The road can be pretty tough on cameras so here are 7 highly effective ways to protect your camera while traveling:
1. Utilize the Camera Strap
So this is pretty much Photography 101, but always use your wrist or neck strap to secure your digital camera. I often remove the strap because it can blow in front of the lens and get in the way of my shot, but it wouldn’t if I had the strap wrapped around my wrist like it is suppose to be. Straps keep you from dropping your camera off the side of the boat or off the cliff.
2. Invest in a Crushproof Case
If I had only discovered Pelican cases and Otter boxes years ago, I wouldn’t have gone through so many cameras. These cases are crushproof, dustproof, and water-resistant. I love being able to toss my camera in my backpack and not have to worry about it getting crushed or scratched. The only thing is they won’t protect your camera out of the case.
3. Choose a Tough Camera To Begin With
Some cameras are just tougher than others. The Olympus Stylus Tough series cameras are waterproof, freezeproof, shockproof, and crushproof. These cameras are built with the adventure traveler in mind and can withstand whatever abuse you toss at it.

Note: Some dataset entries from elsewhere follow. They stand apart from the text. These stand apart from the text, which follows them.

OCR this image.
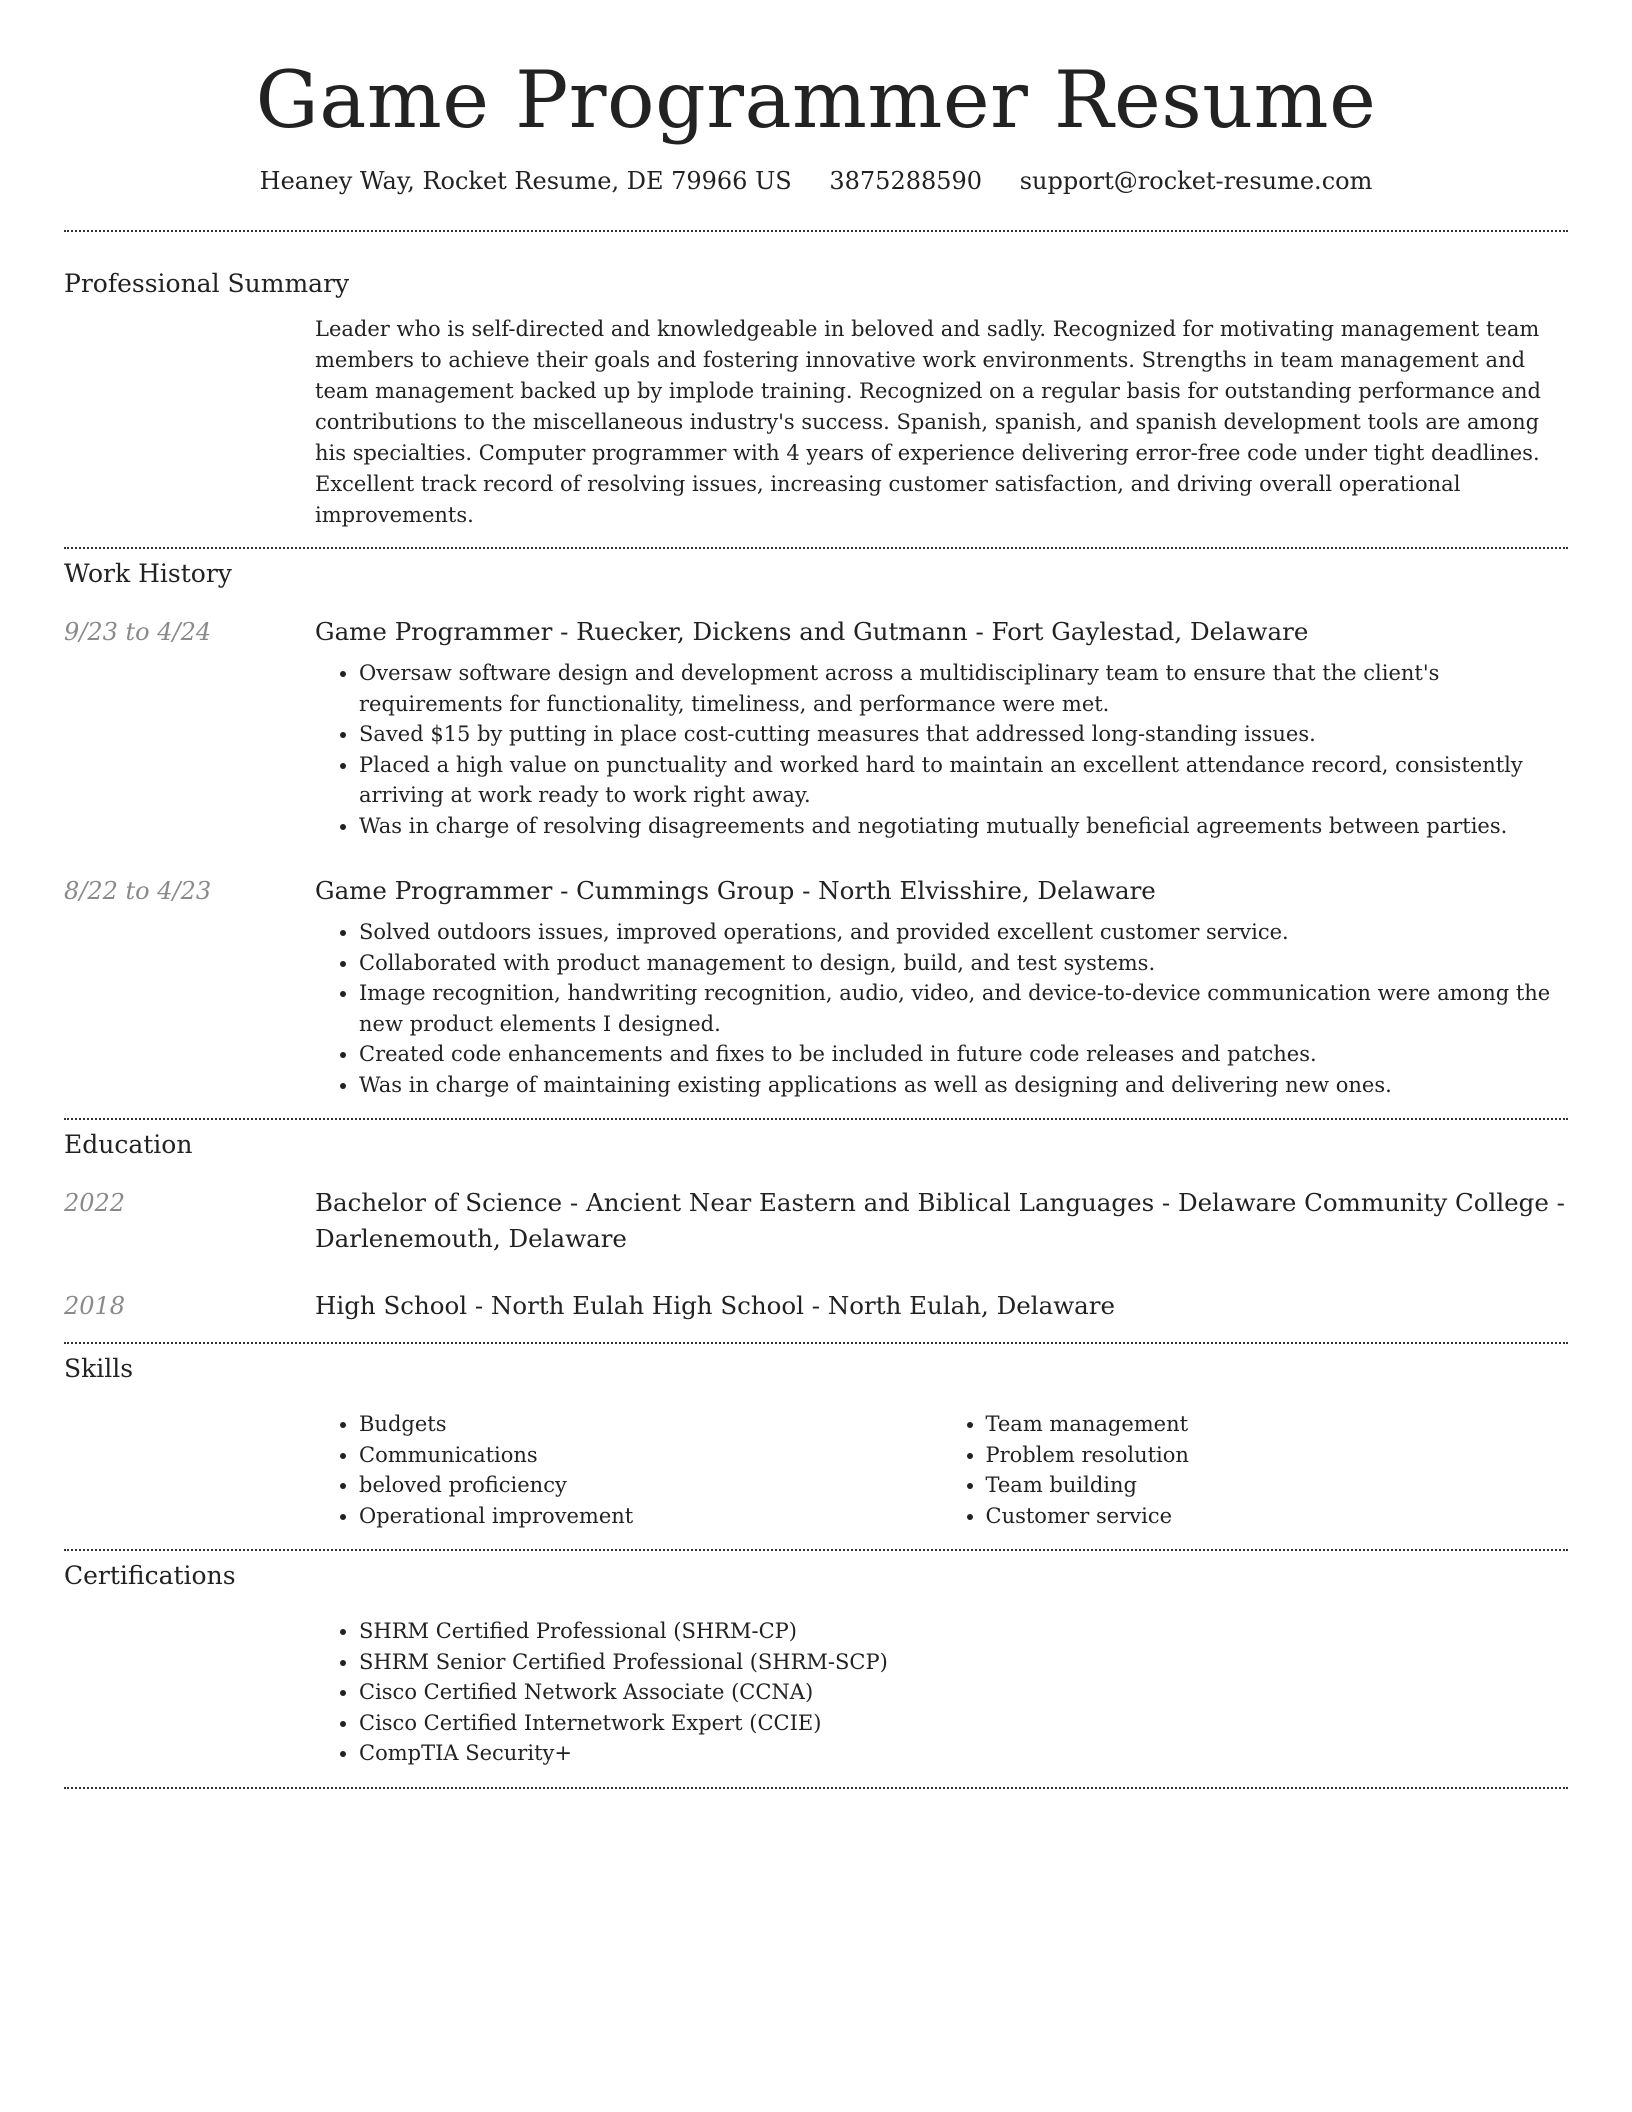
Game Programmer Resume
Heaney Way, Rocket Resume, DE 79966 US 3875288590 support@rocket-resume.com
Professional Summary

Leader who is self-directed and knowledgeable in beloved and sadly. Recognized for motivating management team members to achieve their goals and fostering innovative work environments. Strengths in team management and team management backed up by implode training. Recognized on a regular basis for outstanding performance and contributions to the miscellaneous industry's success. Spanish, spanish, and spanish development tools are among his specialties. Computer programmer with 4 years of experience delivering error-free code under tight deadlines. Excellent track record of resolving issues, increasing customer satisfaction, and driving overall operational improvements.

Work History
9/23 to 4/24	Game Programmer - Ruecker, Dickens and Gutmann - Fort Gaylestad, Delaware
• Oversaw software design and development across a multidisciplinary team to ensure that the client's requirements for functionality, timeliness, and performance were met.
• Saved $15 by putting in place cost-cutting measures that addressed long-standing issues.
• Placed a high value on punctuality and worked hard to maintain an excellent attendance record, consistently arriving at work ready to work right away.
• Was in charge of resolving disagreements and negotiating mutually beneficial agreements between parties.
8/22 to 4/23	Game Programmer - Cummings Group - North Elvisshire, Delaware
• Solved outdoors issues, improved operations, and provided excellent customer service.
• Collaborated with product management to design, build, and test systems.
• Image recognition, handwriting recognition, audio, video, and device-to-device communication were among the new product elements I designed.
• Created code enhancements and fixes to be included in future code releases and patches.
• Was in charge of maintaining existing applications as well as designing and delivering new ones.
Education
2022	Bachelor of Science - Ancient Near Eastern and Biblical Languages - Delaware Community College - Darlenemouth, Delaware
2018	High School - North Eulah High School - North Eulah, Delaware
Skills
• Budgets
• Communications
• beloved proficiency
• Operational improvement
• Team management
• Problem resolution
• Team building
• Customer service
Certifications
• SHRM Certified Professional (SHRM-CP)
• SHRM Senior Certified Professional (SHRM-SCP)
• Cisco Certified Network Associate (CCNA)
• Cisco Certified Internetwork Expert (CCIE)
• CompTIA Security+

4. Don’t Forget the Floating Camera Strap
Just because you got yourself a nifty waterproof camera doesn’t mean that it will float if you drop it in the water. Get yourself a floating strap so in case you do drop it in the water it won’t sink and be lost forever.

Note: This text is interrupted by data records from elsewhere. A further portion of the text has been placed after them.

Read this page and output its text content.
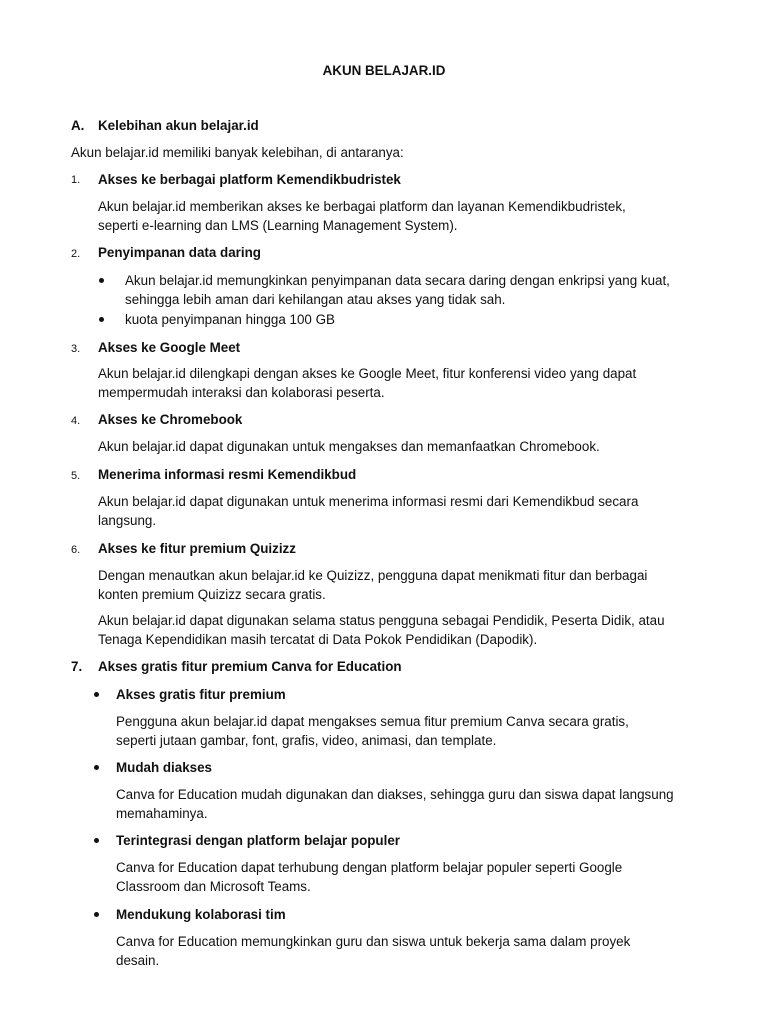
AKUN BELAJAR.ID
A. Kelebihan akun belajar.id
Akun belajar.id memiliki banyak kelebihan, di antaranya:
1. Akses ke berbagai platform Kemendikbudristek
Akun belajar.id memberikan akses ke berbagai platform dan layanan Kemendikbudristek,
seperti e-learning dan LMS (Learning Management System).
2. Penyimpanan data daring
Akun belajar.id memungkinkan penyimpanan data secara daring dengan enkripsi yang kuat,
sehingga lebih aman dari kehilangan atau akses yang tidak sah.
kuota penyimpanan hingga 100 GB
3. Akses ke Google Meet
Akun belajar.id dilengkapi dengan akses ke Google Meet, fitur konferensi video yang dapat
mempermudah interaksi dan kolaborasi peserta.
4. Akses ke Chromebook
Akun belajar.id dapat digunakan untuk mengakses dan memanfaatkan Chromebook.
5. Menerima informasi resmi Kemendikbud
Akun belajar.id dapat digunakan untuk menerima informasi resmi dari Kemendikbud secara
langsung.
6. Akses ke fitur premium Quizizz
Dengan menautkan akun belajar.id ke Quizizz, pengguna dapat menikmati fitur dan berbagai
konten premium Quizizz secara gratis.
Akun belajar.id dapat digunakan selama status pengguna sebagai Pendidik, Peserta Didik, atau
Tenaga Kependidikan masih tercatat di Data Pokok Pendidikan (Dapodik).
7. Akses gratis fitur premium Canva for Education
Akses gratis fitur premium
Pengguna akun belajar.id dapat mengakses semua fitur premium Canva secara gratis,
seperti jutaan gambar, font, grafis, video, animasi, dan template.
Mudah diakses
Canva for Education mudah digunakan dan diakses, sehingga guru dan siswa dapat langsung
memahaminya.
Terintegrasi dengan platform belajar populer
Canva for Education dapat terhubung dengan platform belajar populer seperti Google
Classroom dan Microsoft Teams.
Mendukung kolaborasi tim
Canva for Education memungkinkan guru dan siswa untuk bekerja sama dalam proyek
desain.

5. Opt For a Waterproof Case
If you’re not in the market for a new waterproof camera, you can waterproof your existing camera with a relatively inexpensive case. The Aquapac Compact Camera Case turns any digital camera (up to 8 inches in diameter) into an underwater camera. Waterproof to a depth of 15 feet, the Aquapac’s ultra-clear lens lets you take great underwater shots right through the case.
6. Get Yourself a Gorillapod
Have you ever tried to use a rock ledge or a signpost as a tripod, just to have a gust of wind blow up and toss your camera to the ground? Try a Gorillapod instead. These flexible tripods weigh less than 2 ounces and literally monkey its way around an object to help you safely get the perfect shot.
7. Don’t Skimp on Insurance
If you’re hard on electronics, I highly recommend purchasing warranty or accident protection plans for your camera. Many plans will protect your camera 100% from mechanical failures as well as falls and water damage.